Detection Methods Compared
The IQR method isn't the only option. Each has tradeoffs:
| Method | Best For | Limitation |
|---|---|---|
| IQR (Tukey's fences) | Quick univariate detection | Assumes symmetric distribution |
| Z-score | Normally distributed data | Masked by multiple outliers (swamping) |
| Modified Z-score | Data with some skewness | Requires robust scale estimate (MAD) |
| DBSCAN clustering | Multivariate outliers | Sensitive to epsilon parameter |
| Isolation Forest | High-dimensional data | Less interpretable |
The Z-score flags points more than 3 standard deviations from the mean:
from scipy import stats
z_scores = np.abs(stats.zscore(marks_with_outliers))
outliers = np.where(z_scores > 3)This works well when your data is normal. For non-normal distributions, the modified Z-score using median absolute deviation is more robust.
What to Do With Detected Outliers
Once identified, you have three main options:
Trimming (Removal) — drop the outlier rows entirely. Best when outliers are clearly data entry errors or you have enough data to spare.
Capping (Winsorization) — replace outliers with the nearest fence value. This preserves the data point while limiting its influence.
def cap_outliers(series, multiplier=1.5):
Q1 = series.quantile(0.25)
Q3 = series.quantile(0.75)
IQR = Q3 - Q1
lower = Q1 - multiplier * IQR
upper = Q3 + multiplier * IQR
return series.clip(lower, upper)Imputation — treat outliers like missing values and impute them using the median. This is the most conservative option.
How Different Models React to Outliers
The impact of outliers depends heavily on your model:
- Linear regression, logistic regression — highly sensitive. Outliers in the input space pull the coefficient estimates.
- Tree-based models (random forest, XGBoost) — naturally robust. Trees split on percentiles, so a single extreme value is isolated in its own leaf.
- k-NN, SVM (with RBF kernel) — very sensitive. Distance-based algorithms get distorted by extreme feature values.
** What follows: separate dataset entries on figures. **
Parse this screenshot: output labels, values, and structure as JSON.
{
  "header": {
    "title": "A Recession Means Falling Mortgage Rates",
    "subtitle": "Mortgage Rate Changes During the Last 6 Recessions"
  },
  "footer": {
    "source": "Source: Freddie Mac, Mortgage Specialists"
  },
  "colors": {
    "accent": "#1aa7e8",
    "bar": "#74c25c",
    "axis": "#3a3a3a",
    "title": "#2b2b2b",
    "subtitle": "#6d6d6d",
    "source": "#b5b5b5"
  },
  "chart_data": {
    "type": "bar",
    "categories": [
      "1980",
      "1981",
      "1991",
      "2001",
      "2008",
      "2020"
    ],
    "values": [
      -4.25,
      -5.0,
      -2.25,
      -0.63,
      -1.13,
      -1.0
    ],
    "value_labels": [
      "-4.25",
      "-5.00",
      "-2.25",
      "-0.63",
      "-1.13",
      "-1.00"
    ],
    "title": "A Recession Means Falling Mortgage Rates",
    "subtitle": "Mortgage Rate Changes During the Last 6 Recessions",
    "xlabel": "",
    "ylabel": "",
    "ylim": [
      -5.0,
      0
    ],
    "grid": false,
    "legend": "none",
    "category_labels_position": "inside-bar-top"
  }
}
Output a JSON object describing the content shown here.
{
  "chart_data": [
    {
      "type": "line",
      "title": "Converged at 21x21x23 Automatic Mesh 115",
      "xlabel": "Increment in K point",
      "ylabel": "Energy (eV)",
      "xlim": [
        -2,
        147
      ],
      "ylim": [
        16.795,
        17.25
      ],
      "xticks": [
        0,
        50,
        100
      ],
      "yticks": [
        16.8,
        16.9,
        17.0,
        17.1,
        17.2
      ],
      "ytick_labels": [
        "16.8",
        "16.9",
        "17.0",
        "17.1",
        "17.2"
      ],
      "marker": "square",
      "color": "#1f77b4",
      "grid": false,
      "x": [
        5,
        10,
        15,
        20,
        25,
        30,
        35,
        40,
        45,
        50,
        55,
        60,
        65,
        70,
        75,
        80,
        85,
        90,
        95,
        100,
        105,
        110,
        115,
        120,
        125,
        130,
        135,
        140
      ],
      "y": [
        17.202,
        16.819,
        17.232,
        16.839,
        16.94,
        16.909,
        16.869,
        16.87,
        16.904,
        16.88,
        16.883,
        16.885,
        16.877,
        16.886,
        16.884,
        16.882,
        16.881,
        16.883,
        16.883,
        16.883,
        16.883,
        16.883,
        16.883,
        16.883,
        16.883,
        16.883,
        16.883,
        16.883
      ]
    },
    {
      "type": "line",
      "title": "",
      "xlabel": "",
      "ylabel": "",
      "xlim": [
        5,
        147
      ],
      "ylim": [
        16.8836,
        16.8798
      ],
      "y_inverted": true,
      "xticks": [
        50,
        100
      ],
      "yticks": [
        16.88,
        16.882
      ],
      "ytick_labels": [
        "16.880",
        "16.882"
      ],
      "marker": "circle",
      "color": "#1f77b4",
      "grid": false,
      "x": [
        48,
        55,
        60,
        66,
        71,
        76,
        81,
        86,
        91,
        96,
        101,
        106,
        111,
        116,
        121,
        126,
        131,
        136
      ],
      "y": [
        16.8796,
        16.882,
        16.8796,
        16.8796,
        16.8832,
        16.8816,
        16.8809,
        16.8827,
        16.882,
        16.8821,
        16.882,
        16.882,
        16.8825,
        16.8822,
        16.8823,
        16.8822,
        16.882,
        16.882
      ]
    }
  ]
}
- Neural networks — moderately sensitive. Gradient-based optimization can be affected, but normalization helps.
A useful heuristic: if you're using a tree-based model and outliers are legitimate extreme values, you can often leave them alone. For linear models, you almost always need to handle them.
Context Is Everything
The same outlier can be signal or noise depending on context. A sudden spike in website traffic during a marketing campaign is expected — capping it would remove the signal. The same spike on a random Tuesday might be a bot attack — trimming makes sense.
The safest approach is to flag outliers rather than automatically removing them. Understand what generated each extreme value before deciding. If you must automate, capping is more conservative than trimming — it preserves sample size while limiting influence.